I still remember clearly a particular moment one day in July five years ago. It was break time in my day job, and my phone buzzed with a text message from Chris. He’d been having some thoughts about the future and had come up with a few options. Either we gave up on filmmaking or it was time to just bite the bullet and make our own film.
A couple of months previously, Chris had read my Shadows of a Stranger script (or Strangers as it was simply called back then). It wasn't written as a script that two filmmakers with no money could make in the rural land of Lincolnshire. It was a multi-million pound film to be shot in a sprawling city. But Chris had a plan, which he mentioned in the text, and which was crystallised in my head when we watched Sin City a few nights later. We would shoot the whole thing on blue screen, get all the performances on camera before putting them in a stylised world in post-production.
|Actors in the blue... The 'Before'...|
The downside was that with a 2 hour feature shot entirely on blue screen, it was going to give us a hell of a lot of post-production work to do. I didn’t imagine that it would be five years before we reached the finish line, but that was the case, essentially to the day that Chris had sent me that text. I still have that particular text you see, as it was on an old phone which I happened to replace soon after. So I know that today, the 31st July, is exactly 5 years since he sent it, the moment the Shadows of a Stranger journey started.
|My old mobile phone - isn't it amazing how much they've come on in the last 5 years?|
The other day I was watching some of the bonus features on the season 7 DVD of 24. One little video took my interest in particular because it was about the program makers’ use of green screen. I know green screen is used a lot these days, but shows such as 24 aren’t really associated with green screen being an intrinsic part of the production process.

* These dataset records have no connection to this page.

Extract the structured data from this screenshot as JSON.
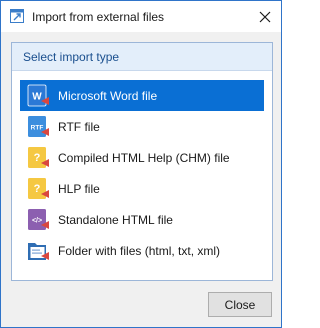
{
  "window": {
    "title": "Import from external files"
  },
  "group": {
    "title": "Select import type"
  },
  "items": [
    {
      "label": "Microsoft Word file",
      "icon": "word-doc-icon",
      "selected": true
    },
    {
      "label": "RTF file",
      "icon": "rtf-doc-icon",
      "selected": false
    },
    {
      "label": "Compiled HTML Help (CHM) file",
      "icon": "chm-help-icon",
      "selected": false
    },
    {
      "label": "HLP file",
      "icon": "hlp-help-icon",
      "selected": false
    },
    {
      "label": "Standalone HTML file",
      "icon": "html-code-icon",
      "selected": false
    },
    {
      "label": "Folder with files (html, txt, xml)",
      "icon": "folder-files-icon",
      "selected": false
    }
  ],
  "icon_texts": {
    "word": "W",
    "rtf": "RTF",
    "help": "?",
    "code": "</>"
  },
  "footer": {
    "close_label": "Close"
  },
  "colors": {
    "accent": "#0a6fd4",
    "frame": "#2f74c9",
    "header_bg": "#e3eefa",
    "header_text": "#1a4f8e"
  }
}
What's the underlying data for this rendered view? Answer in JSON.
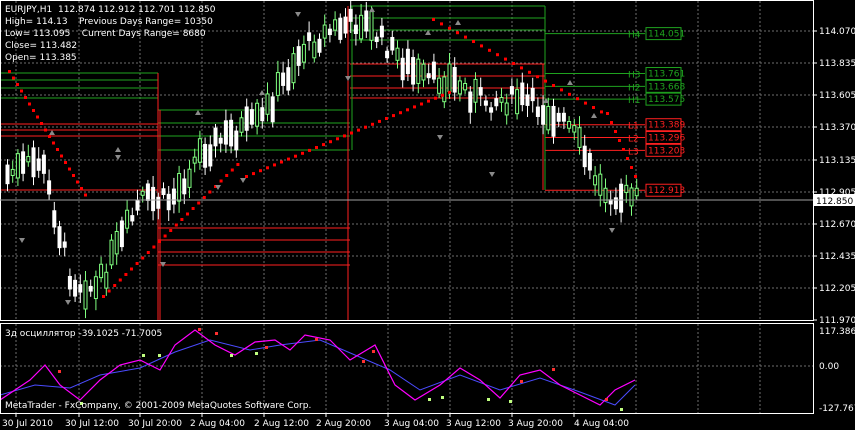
{
  "header": {
    "symbol": "EURJPY,H1",
    "ohlc": "112.874 112.912 112.701 112.850",
    "high": "High= 114.13",
    "prev_range": "Previous Days Range= 10350",
    "low": "Low= 113.095",
    "cur_range": "Current Days Range= 8680",
    "close": "Close= 113.482",
    "open": "Open= 113.385"
  },
  "price_axis": [
    "114.070",
    "113.835",
    "113.605",
    "113.370",
    "113.135",
    "112.905",
    "112.670",
    "112.435",
    "112.205",
    "111.970"
  ],
  "current_price": "112.850",
  "levels": [
    {
      "label": "H4",
      "value": "114.051",
      "color": "#1fa31f",
      "price": 114.051
    },
    {
      "label": "H3",
      "value": "113.761",
      "color": "#1fa31f",
      "price": 113.761
    },
    {
      "label": "H2",
      "value": "113.668",
      "color": "#1fa31f",
      "price": 113.668
    },
    {
      "label": "H1",
      "value": "113.575",
      "color": "#1fa31f",
      "price": 113.575
    },
    {
      "label": "L1",
      "value": "113.389",
      "color": "#ff2020",
      "price": 113.389
    },
    {
      "label": "L2",
      "value": "113.296",
      "color": "#ff2020",
      "price": 113.296
    },
    {
      "label": "L3",
      "value": "113.203",
      "color": "#ff2020",
      "price": 113.203
    },
    {
      "label": "",
      "value": "112.913",
      "color": "#ff2020",
      "price": 112.913
    }
  ],
  "oscillator": {
    "title": "3д осциллятор -39.1025 -71.7005",
    "axis": [
      "117.3864",
      "0.00",
      "-127.7678"
    ]
  },
  "time_axis": [
    "30 Jul 2010",
    "30 Jul 12:00",
    "30 Jul 20:00",
    "2 Aug 04:00",
    "2 Aug 12:00",
    "2 Aug 20:00",
    "3 Aug 04:00",
    "3 Aug 12:00",
    "3 Aug 20:00",
    "4 Aug 04:00"
  ],
  "copyright": "MetaTrader - FxCompany, © 2001-2009 MetaQuotes Software Corp.",
  "colors": {
    "bull": "#80ff80",
    "bear": "#ffffff",
    "grid": "#6e6e6e",
    "sar": "#ff0000",
    "osc_main": "#ff00ff",
    "osc_signal": "#4b4bff",
    "resistance": "#1fa31f",
    "support": "#ff2020"
  }
}
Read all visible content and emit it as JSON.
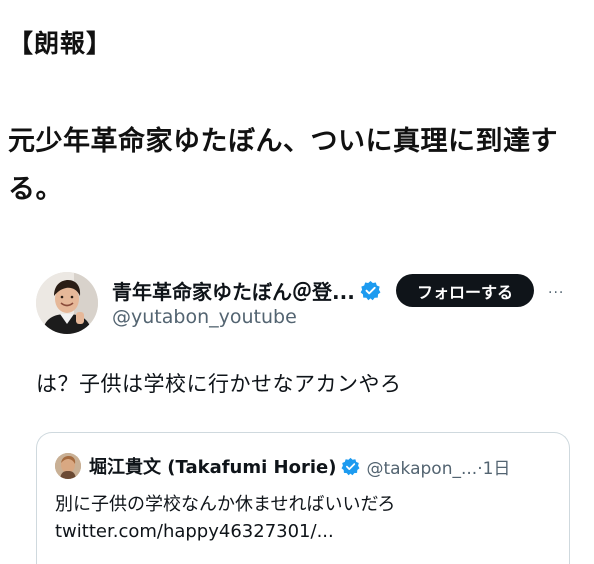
{
  "headline_tag": "【朗報】",
  "headline": "元少年革命家ゆたぼん、ついに真理に到達する。",
  "tweet": {
    "display_name": "青年革命家ゆたぼん＠登...",
    "handle": "@yutabon_youtube",
    "follow_label": "フォローする",
    "more_label": "···",
    "text": "は？子供は学校に行かせなアカンやろ",
    "verified_icon": "verified-badge-icon"
  },
  "quote": {
    "display_name": "堀江貴文 (Takafumi Horie)",
    "handle_time": "@takapon_...·1日",
    "text": "別に子供の学校なんか休ませればいいだろ",
    "link": "twitter.com/happy46327301/..."
  },
  "colors": {
    "text_primary": "#0f1419",
    "text_secondary": "#536471",
    "verified_blue": "#1d9bf0",
    "border": "#cfd9de",
    "follow_button_bg": "#0f1419"
  }
}
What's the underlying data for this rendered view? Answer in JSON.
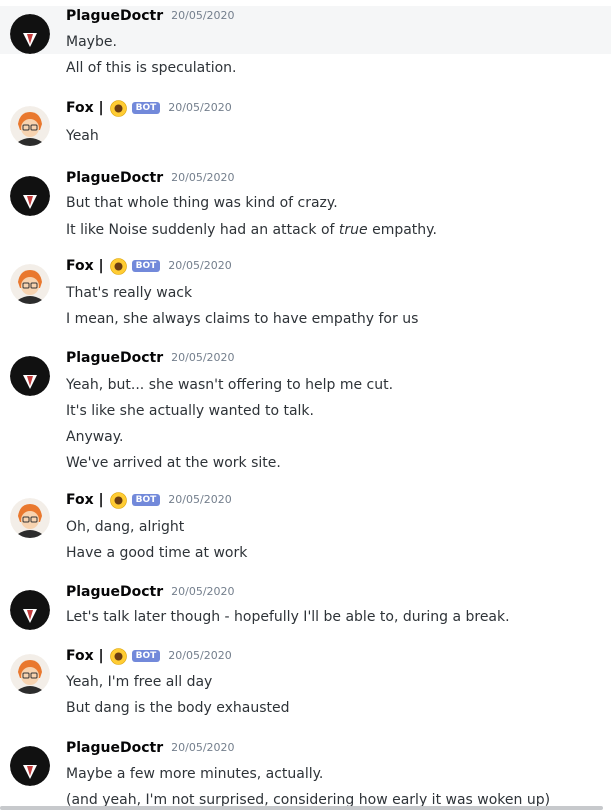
{
  "messages": [
    {
      "author": "PlagueDoctr",
      "timestamp": "20/05/2020",
      "bot": false,
      "lines": [
        "Maybe.",
        "All of this is speculation."
      ]
    },
    {
      "author": "Fox |",
      "timestamp": "20/05/2020",
      "bot": true,
      "bot_label": "BOT",
      "lines": [
        "Yeah"
      ]
    },
    {
      "author": "PlagueDoctr",
      "timestamp": "20/05/2020",
      "bot": false,
      "lines": [
        "But that whole thing was kind of crazy.",
        "It like Noise suddenly had an attack of true empathy."
      ]
    },
    {
      "author": "Fox |",
      "timestamp": "20/05/2020",
      "bot": true,
      "bot_label": "BOT",
      "lines": [
        "That's really wack",
        "I mean, she always claims to have empathy for us"
      ]
    },
    {
      "author": "PlagueDoctr",
      "timestamp": "20/05/2020",
      "bot": false,
      "lines": [
        "Yeah, but... she wasn't offering to help me cut.",
        "It's like she actually wanted to talk.",
        "Anyway.",
        "We've arrived at the work site."
      ]
    },
    {
      "author": "Fox |",
      "timestamp": "20/05/2020",
      "bot": true,
      "bot_label": "BOT",
      "lines": [
        "Oh, dang, alright",
        "Have a good time at work"
      ]
    },
    {
      "author": "PlagueDoctr",
      "timestamp": "20/05/2020",
      "bot": false,
      "lines": [
        "Let's talk later though - hopefully I'll be able to, during a break."
      ]
    },
    {
      "author": "Fox |",
      "timestamp": "20/05/2020",
      "bot": true,
      "bot_label": "BOT",
      "lines": [
        "Yeah, I'm free all day",
        "But dang is the body exhausted"
      ]
    },
    {
      "author": "PlagueDoctr",
      "timestamp": "20/05/2020",
      "bot": false,
      "lines": [
        "Maybe a few more minutes, actually.",
        "(and yeah, I'm not surprised, considering how early it was woken up)"
      ]
    }
  ],
  "colors": {
    "bot_tag": "#7289da",
    "text": "#2e3338",
    "timestamp": "#747f8d",
    "highlight": "#f5f6f7"
  },
  "icons": {
    "plague_avatar": "plague-doctor-avatar",
    "fox_avatar": "fox-avatar",
    "fox_badge": "sunflower-emoji"
  }
}
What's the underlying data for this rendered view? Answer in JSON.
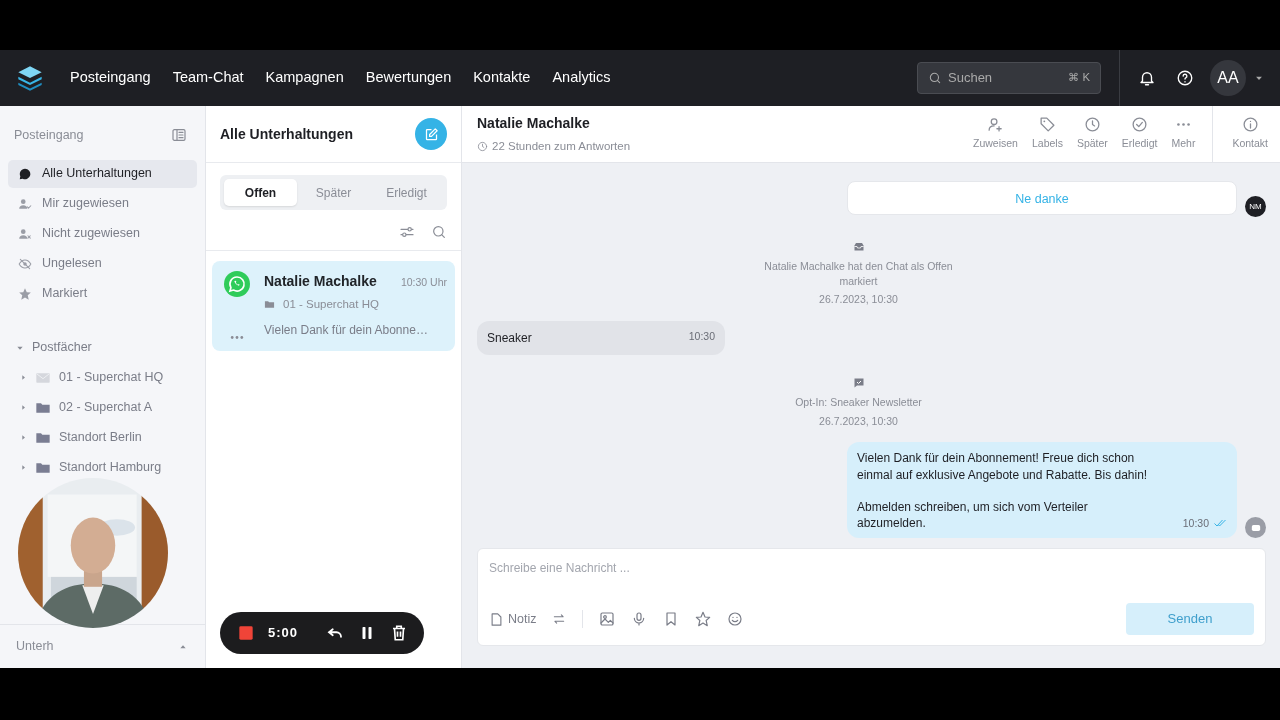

The video informed how green screen was used in a small scene in an airport. To save on production costs, this scene was actually shot with the actor on green screen, which was then superimposed onto a background plate of the baggage collection in Washington airport. Instead of lugging an entire crew with actor into a busy location, it was deemed simpler to plop a camera in the airport to film a quick bit of footage, and then film the actor in the much more controllable environment of the green screen studio.
|Another green screen shot before and after: Jack Bauer and Tony Almeida in Washington. |
I bet all of that new series where Jack is in London was all filmed in a green screen studio in Los Angeles.
In essence, that was the reasoning behind why we took this approach with Shadows of a Stranger. The chroma screen route has enabled both of us to tell our stories using the budget available.
Whilst you wouldn’t really know this scene in 24 was shot on green screen because you wouldn’t be expecting it or looking for it, obviously our project has been described as a blue screen film from the outset, and so the audience would have preconceptions about how our film is going to look and feel. Our blue screen approach isn’t therefore meant to be one giant trick – can you believe this whole thing isn’t real and was in fact shot on blue screen??? Nope, that wasn’t our plan. The blue screen route has enabled us to tell our story, but we’ve also embraced the limitations that blue screen brings and built our style around that.
But seeing this 24 featurette after 5 years of working on this project was reassuring in a sense, that we would have something in common with a massive television production. With a big budget we would certainly have been out in the real world shooting our film. The ultimate goal though has been to tell a story using the resources available as creatively as possible.